On the other hand, let’s say the hotel has a policy which states one free drink for every “night” you stay, then the same stay will only get you one free drink and not two.
Now here, the “day” policy represents a calendar year (starting 1 January and ending 31 December) while the “night” policy represents member year (start date of membership).
Member year could be 26 May 2019 (the day your credit card gets approved) until 25 May 2020 after which three next member year starts.
What are Annual fee cards?
Various banks offer different types of credit cards which may or may not have an annual fee associated with them.
Banks like American Express and CitiBank will issue cards and run their credits (will get into that later) as per the calendar year while Chase will follow the member year.
What credits are you talking about?
Cards like the AMEX Gold and Platinum offer $100 and $200 airline fee credit respectively every calendar year.

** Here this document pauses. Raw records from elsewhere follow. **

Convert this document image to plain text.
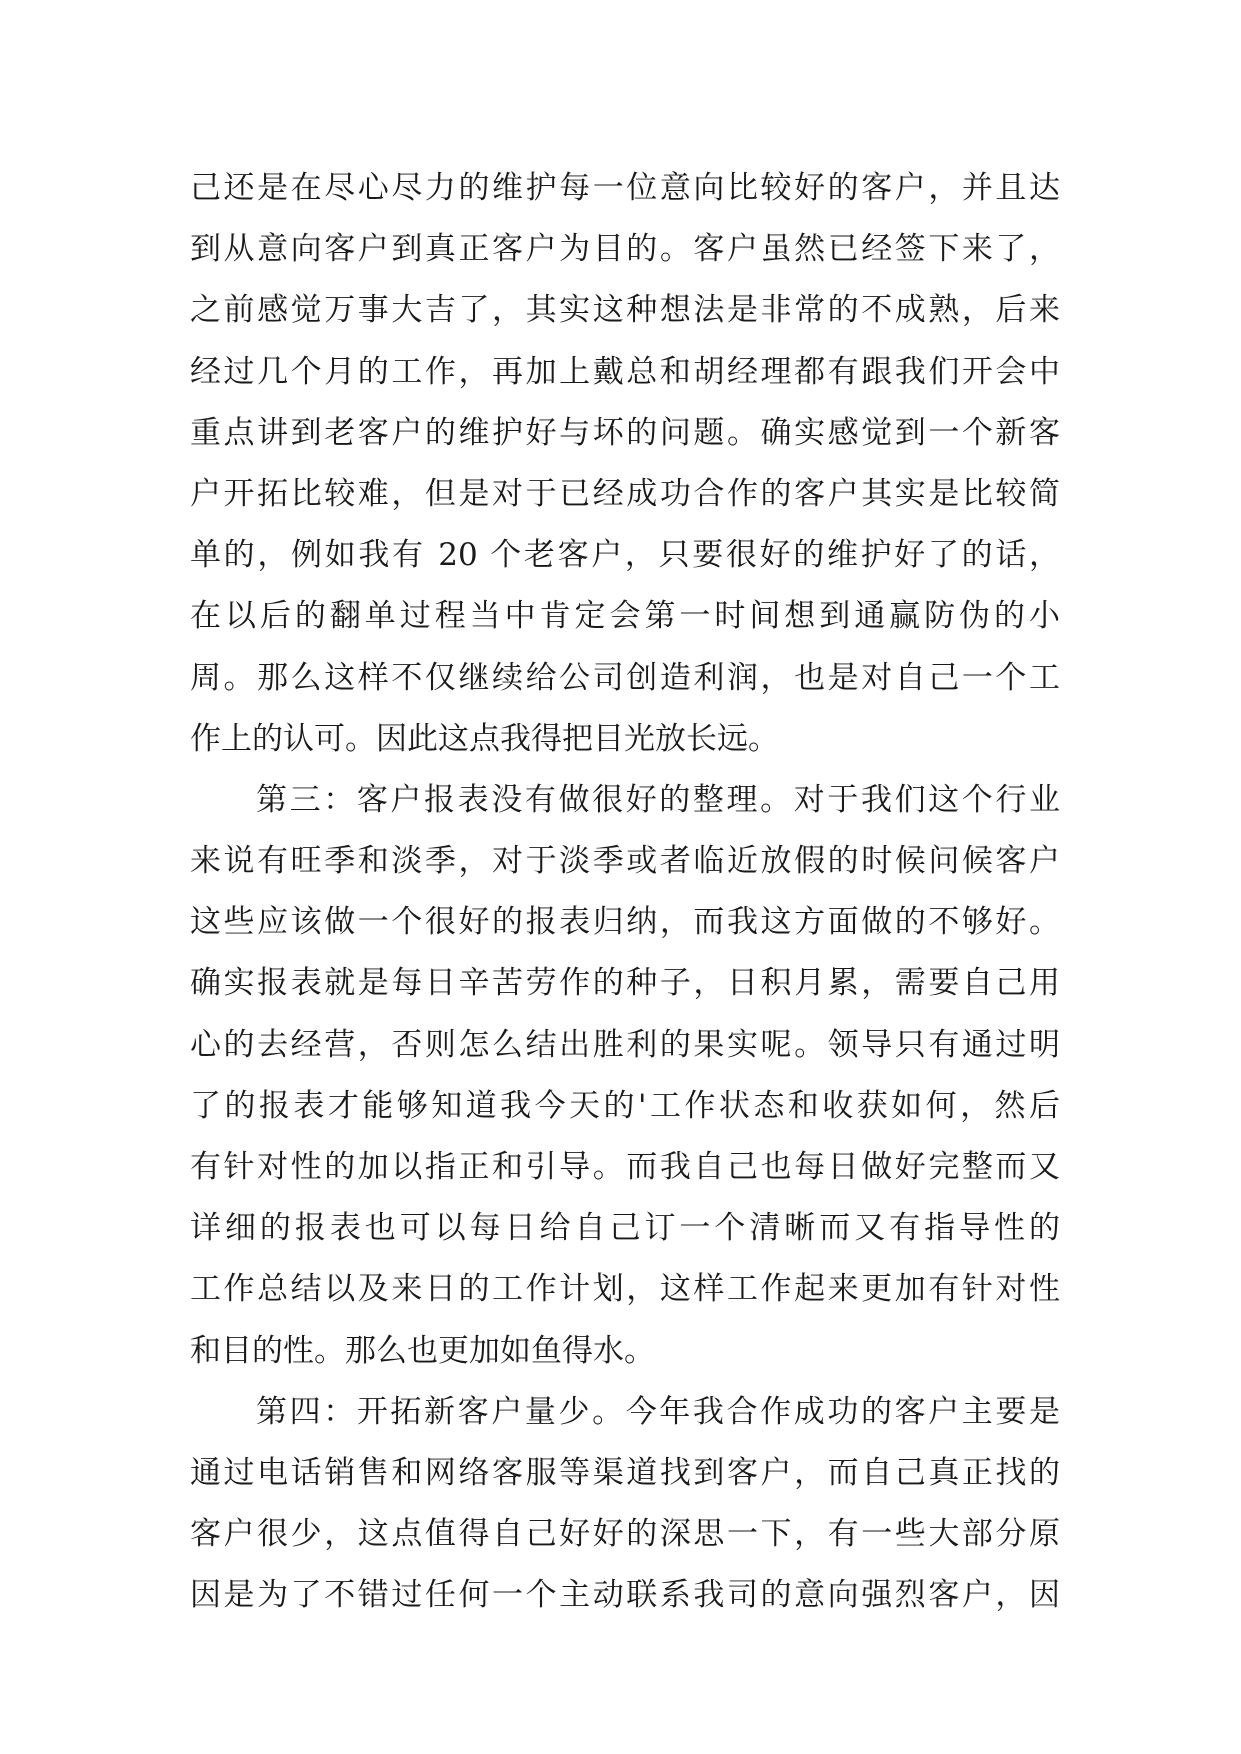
己还是在尽心尽力的维护每一位意向比较好的客户，并且达
到从意向客户到真正客户为目的。客户虽然已经签下来了，
之前感觉万事大吉了，其实这种想法是非常的不成熟，后来
经过几个月的工作，再加上戴总和胡经理都有跟我们开会中
重点讲到老客户的维护好与坏的问题。确实感觉到一个新客
户开拓比较难，但是对于已经成功合作的客户其实是比较简
单的，例如我有 20 个老客户，只要很好的维护好了的话，
在以后的翻单过程当中肯定会第一时间想到通赢防伪的小
周。那么这样不仅继续给公司创造利润，也是对自己一个工
作上的认可。因此这点我得把目光放长远。
第三：客户报表没有做很好的整理。对于我们这个行业
来说有旺季和淡季，对于淡季或者临近放假的时候问候客户
这些应该做一个很好的报表归纳，而我这方面做的不够好。
确实报表就是每日辛苦劳作的种子，日积月累，需要自己用
心的去经营，否则怎么结出胜利的果实呢。领导只有通过明
了的报表才能够知道我今天的'工作状态和收获如何，然后
有针对性的加以指正和引导。而我自己也每日做好完整而又
详细的报表也可以每日给自己订一个清晰而又有指导性的
工作总结以及来日的工作计划，这样工作起来更加有针对性
和目的性。那么也更加如鱼得水。
第四：开拓新客户量少。今年我合作成功的客户主要是
通过电话销售和网络客服等渠道找到客户，而自己真正找的
客户很少，这点值得自己好好的深思一下，有一些大部分原
因是为了不错过任何一个主动联系我司的意向强烈客户，因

The cards have a $250 and $550 effective annual fee which is billed to you as per the member year (start of year one, then year two and so on).

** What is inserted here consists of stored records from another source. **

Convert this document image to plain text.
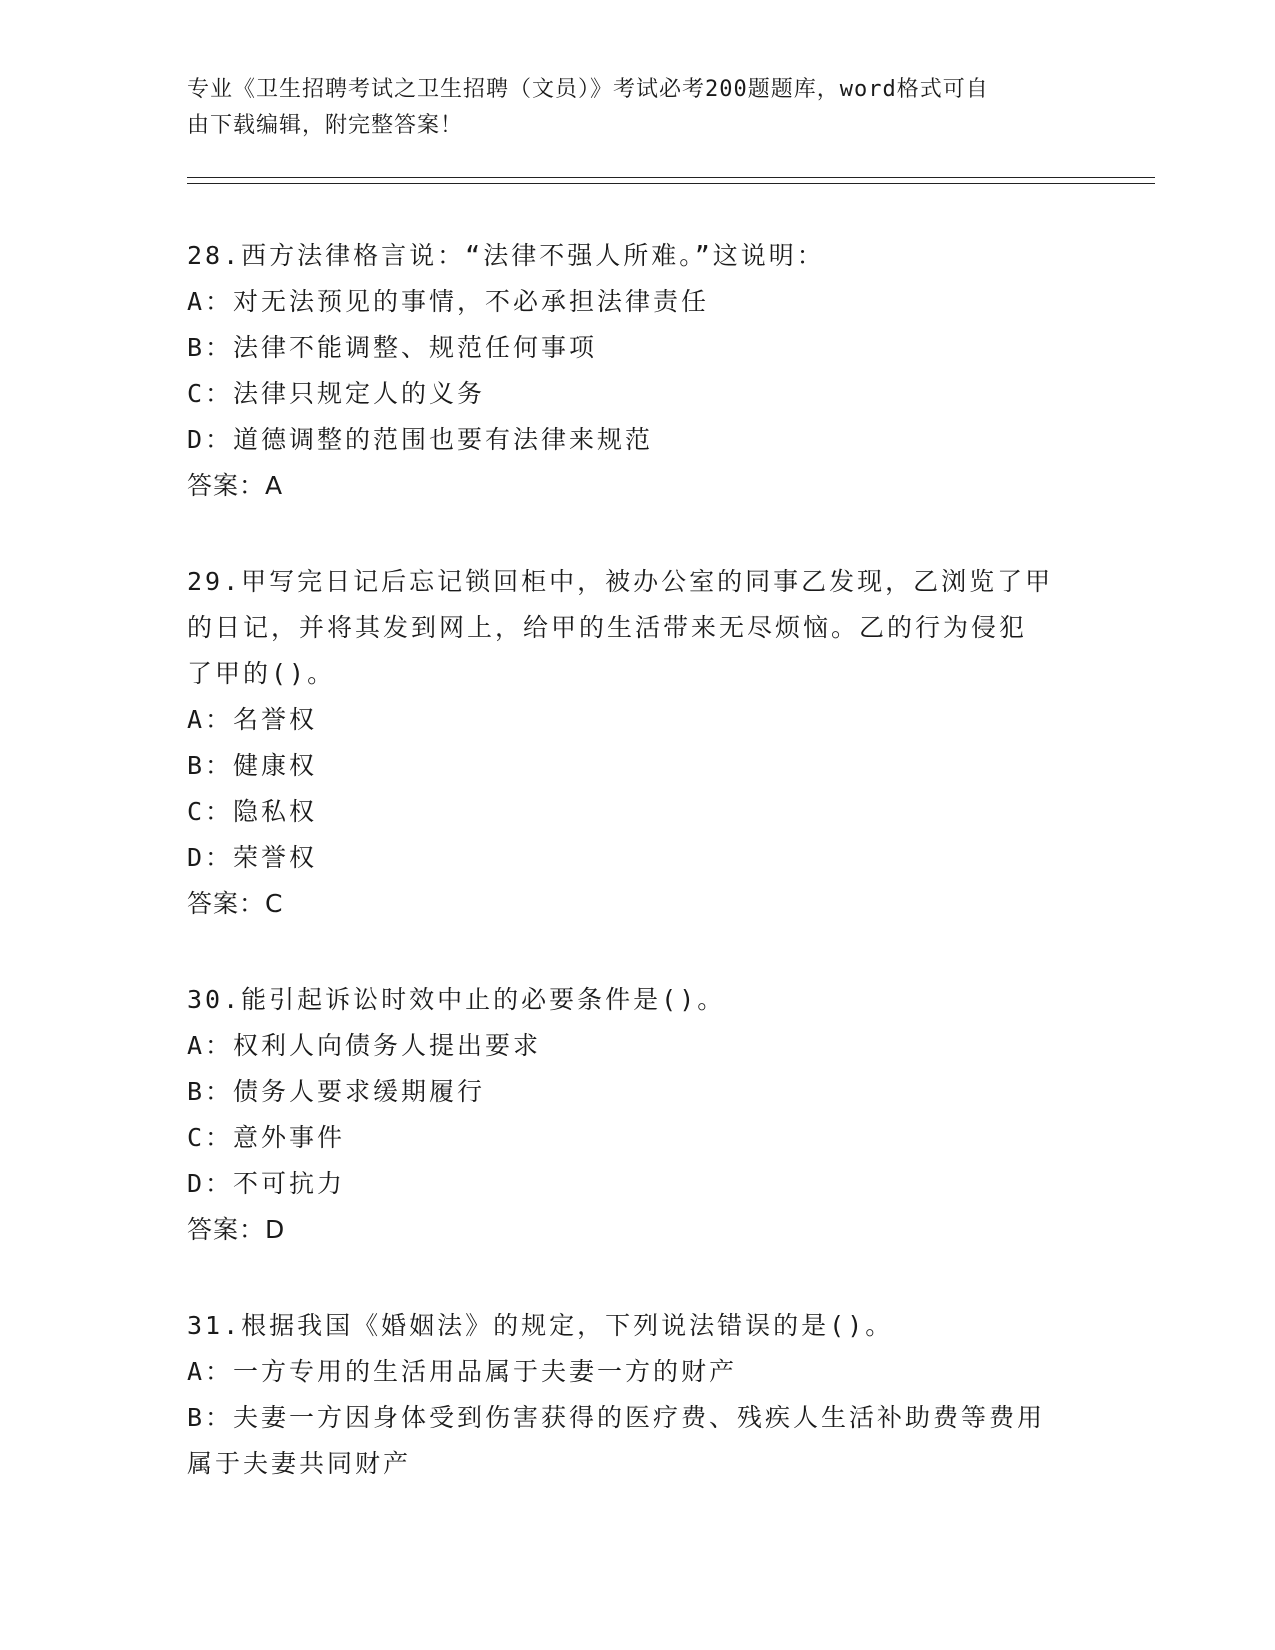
专业《卫生招聘考试之卫生招聘（文员）》考试必考200题题库，word格式可自
由下载编辑，附完整答案！
28.西方法律格言说：“法律不强人所难。”这说明：
A：对无法预见的事情，不必承担法律责任
B：法律不能调整、规范任何事项
C：法律只规定人的义务
D：道德调整的范围也要有法律来规范
答案：A
29.甲写完日记后忘记锁回柜中，被办公室的同事乙发现，乙浏览了甲
的日记，并将其发到网上，给甲的生活带来无尽烦恼。乙的行为侵犯
了甲的()。
A：名誉权
B：健康权
C：隐私权
D：荣誉权
答案：C
30.能引起诉讼时效中止的必要条件是()。
A：权利人向债务人提出要求
B：债务人要求缓期履行
C：意外事件
D：不可抗力
答案：D
31.根据我国《婚姻法》的规定，下列说法错误的是()。
A：一方专用的生活用品属于夫妻一方的财产
B：夫妻一方因身体受到伤害获得的医疗费、残疾人生活补助费等费用
属于夫妻共同财产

The Chase Sapphire Reserve offers a $300 travel credit (not just restricted to air travel) but has an annual fee of $450. Both apply every member year.
So what does this mean for me?
Let’s take the AMEX Gold card for example. You get the card in May 2019 and soon use the $100 airline travel credit (recommended) by maybe buying airline gift cards. On January 2020 you are going to get another $100 airline travel credit as it follows the calendar year.
This is called double dipping.
For an annual fee of $250, you get $200 back so you effectively pay only $50 to keep the card (while reaping all of its benefits).
But the same does not work with the Chase CSR as they will provide you with new travel credit only after renewal by payment of the next annual fee.
What is marginal benefit and why is this important?
Let’s go back to the hotel free drink every day example. If you stay two days (one night) you got two free drinks, but if you stay for three days (two nights) you get only one additional drink bringing the average back down to one free drink per day (earlier you got 1.5 drinks per day).
This one additional drink added is the marginal benefit you get by stay one more night.
Naturally this principle doesn’t affect the night policy of drinks.
So you spend more but get only so little.
So what should I do with this knowledge?
Use it to your benefit of course! The AMEX Gold card offers 50,000 Membership Rewards points (which can be worth $1000 towards travel) on a spend of $2000 in three months with an annual fee of $250.
Just by following this simple hack, you can get back $200 of the annual fee.
Similarly for the AMEX Platinum card which offers $200 airline fee credit, you get back $400 of the $550 annual fee. And not to mention the $200 Uber credit you also get.
Ideally, keep the cards for one year and then call Amex to ask for a retention offer. Remember, closing your accounts may result in you losing the remaining MR points.